Last month, a 17-year-old boy in Bangalore became a victim of the civic authorities’ callous disregard to public safety. Following a heavy downpour, the roads were inundated with water. The boy got off a bus and was slowly wading his way towards the pavement when he stepped into an open manhole which was covered with water. Apparently the gushing waters just sucked him in and he had no chance of survival. If only the municipal authorities had bothered to make a pre-monsoon check and closed open manholes that turn into death traps during the rainy season, the young man would have been alive today.

Reports of such tragic incidents come from almost every part of the country during monsoon every year. Yet civic bodies do not undertake the work of checking the pavements for open manholes, drains and pits and closing these, at least before the monsoon. Last year, during heavy rains, a 16-year-old boy drowned in an open drain in Delhi. In Ludhiana a-three-year-old boy had a narrow escape. Fortunately, he got stuck in the stairs used for cleaning the manhole and could be pulled out. But a nine-year old boy in Chandigarh was not so lucky previous year.

One can quote number of such cases. A few years ago, a Delhi doctor fell into a drain left uncovered on a busy thoroughfare. The head injury that she suffered required 10 stitches. The accident occurred when the doctor and her husband were out on an evening stroll. Apparently, the streetlight was not working and the pavement was dark. The doctor, a neurosurgeon, fell straight into the drain, lost consciousness as a result of the head injury. Two factors saved her — she was not walking alone, and her husband, also a doctor, was walking with her — and she could, therefore, get immediate medical attention. Around the same time, a 3-year-old boy drowned in an open water reservoir left uncovered in a dimly lit underground parking area in Delhi. Equally tragic was the death of a teacher in Ludhiana in 1999. As she stepped out of her car, she fell into a 49-foot deep manhole left open in the middle of the pavement. Her body was recovered after three days, 4 km from the spot.

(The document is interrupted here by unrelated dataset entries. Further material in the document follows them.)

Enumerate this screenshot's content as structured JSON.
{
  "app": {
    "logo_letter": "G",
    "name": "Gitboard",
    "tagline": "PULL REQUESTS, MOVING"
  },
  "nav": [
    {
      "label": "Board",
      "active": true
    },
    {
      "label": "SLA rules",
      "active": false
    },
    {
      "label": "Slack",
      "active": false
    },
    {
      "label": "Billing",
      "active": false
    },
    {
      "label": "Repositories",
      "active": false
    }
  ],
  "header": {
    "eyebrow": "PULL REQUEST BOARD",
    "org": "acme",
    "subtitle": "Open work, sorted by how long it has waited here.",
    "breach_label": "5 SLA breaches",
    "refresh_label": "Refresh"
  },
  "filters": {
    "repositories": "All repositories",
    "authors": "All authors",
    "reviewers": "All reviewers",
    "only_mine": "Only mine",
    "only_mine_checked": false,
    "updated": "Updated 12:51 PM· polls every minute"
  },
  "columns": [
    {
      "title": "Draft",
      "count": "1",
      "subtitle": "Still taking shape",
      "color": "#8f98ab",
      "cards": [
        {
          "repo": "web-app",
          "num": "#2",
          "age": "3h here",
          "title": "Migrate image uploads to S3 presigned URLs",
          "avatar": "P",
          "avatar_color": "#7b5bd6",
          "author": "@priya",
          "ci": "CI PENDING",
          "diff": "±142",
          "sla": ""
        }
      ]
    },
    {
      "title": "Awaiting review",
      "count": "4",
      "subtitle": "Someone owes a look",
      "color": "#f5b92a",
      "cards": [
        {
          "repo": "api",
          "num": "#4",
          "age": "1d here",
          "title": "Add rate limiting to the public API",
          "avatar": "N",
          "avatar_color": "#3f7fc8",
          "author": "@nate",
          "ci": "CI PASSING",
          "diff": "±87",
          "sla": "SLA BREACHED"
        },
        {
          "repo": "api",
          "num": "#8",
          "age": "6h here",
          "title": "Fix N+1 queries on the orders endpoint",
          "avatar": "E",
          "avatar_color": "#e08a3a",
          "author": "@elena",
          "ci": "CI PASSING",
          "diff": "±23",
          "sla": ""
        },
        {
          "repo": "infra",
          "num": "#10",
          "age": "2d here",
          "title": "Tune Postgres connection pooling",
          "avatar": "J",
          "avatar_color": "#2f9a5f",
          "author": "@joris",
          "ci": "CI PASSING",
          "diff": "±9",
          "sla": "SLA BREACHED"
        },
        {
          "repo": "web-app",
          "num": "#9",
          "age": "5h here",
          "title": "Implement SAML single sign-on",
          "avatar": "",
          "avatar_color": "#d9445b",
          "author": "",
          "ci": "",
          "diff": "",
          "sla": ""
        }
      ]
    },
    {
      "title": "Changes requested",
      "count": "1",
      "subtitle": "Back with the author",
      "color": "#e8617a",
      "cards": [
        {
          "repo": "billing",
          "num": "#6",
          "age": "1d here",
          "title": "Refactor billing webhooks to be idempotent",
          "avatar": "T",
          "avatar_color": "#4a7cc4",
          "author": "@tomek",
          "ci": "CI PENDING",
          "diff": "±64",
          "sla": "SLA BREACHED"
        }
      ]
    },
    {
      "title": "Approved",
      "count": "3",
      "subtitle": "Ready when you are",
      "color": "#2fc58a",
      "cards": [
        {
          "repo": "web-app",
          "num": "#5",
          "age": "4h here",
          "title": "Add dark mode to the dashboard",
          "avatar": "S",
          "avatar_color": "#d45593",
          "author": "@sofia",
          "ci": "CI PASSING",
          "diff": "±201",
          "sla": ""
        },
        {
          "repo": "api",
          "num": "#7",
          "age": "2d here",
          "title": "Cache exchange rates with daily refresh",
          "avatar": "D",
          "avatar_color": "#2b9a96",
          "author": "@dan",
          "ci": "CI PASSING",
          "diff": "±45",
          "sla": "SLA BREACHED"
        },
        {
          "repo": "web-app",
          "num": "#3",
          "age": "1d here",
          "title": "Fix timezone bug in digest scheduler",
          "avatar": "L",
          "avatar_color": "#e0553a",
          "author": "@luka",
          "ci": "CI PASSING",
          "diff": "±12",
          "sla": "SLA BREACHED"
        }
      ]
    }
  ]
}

Whenever accidents such as these happen, municipal bodies must be made to pay a heavy penalty for their negligence. Besides paying compensation, those in authority should be made to take moral responsibility, apologise publicly and resign. And for that to happen, there should be a public outcry against such disregard shown by the civic authorities to public safety. Unfortunately in our country, fighting cases such as these in regular courts is both expensive and time-consuming and most people, therefore, do not pursue them. There is no remedy under the Consumer Protection Act for services rendered free and the Supreme Court has held in several cases that the taxes paid by citizens do not constitute ‘consideration’ or fee for the services rendered by civic authorities.

Citizens therefore cannot seek compensation through the consumer court for any loss or injury caused as a result of uncovered manholes . However, in cases such as this, public pressure can force the government to pay compensation to the victims’ families.

We must force the civic authorities to constitute special roving squads, whose job is to detect and cover manholes, drains and similar open holes that could become death traps, particularly in poor light or during monsoon. The civic authorities should also give toll-free numbers on which citizens can call and inform the special squad of any uncovered manholes. Those who call should be informed within an hour’s time of the action taken. In this age of electronic communication, such work is not difficult. Similarly, citizens’ groups in every locality should become active on safety issues and pressure the local bodies to act. They must also lobby with their elected representatives for a better deal.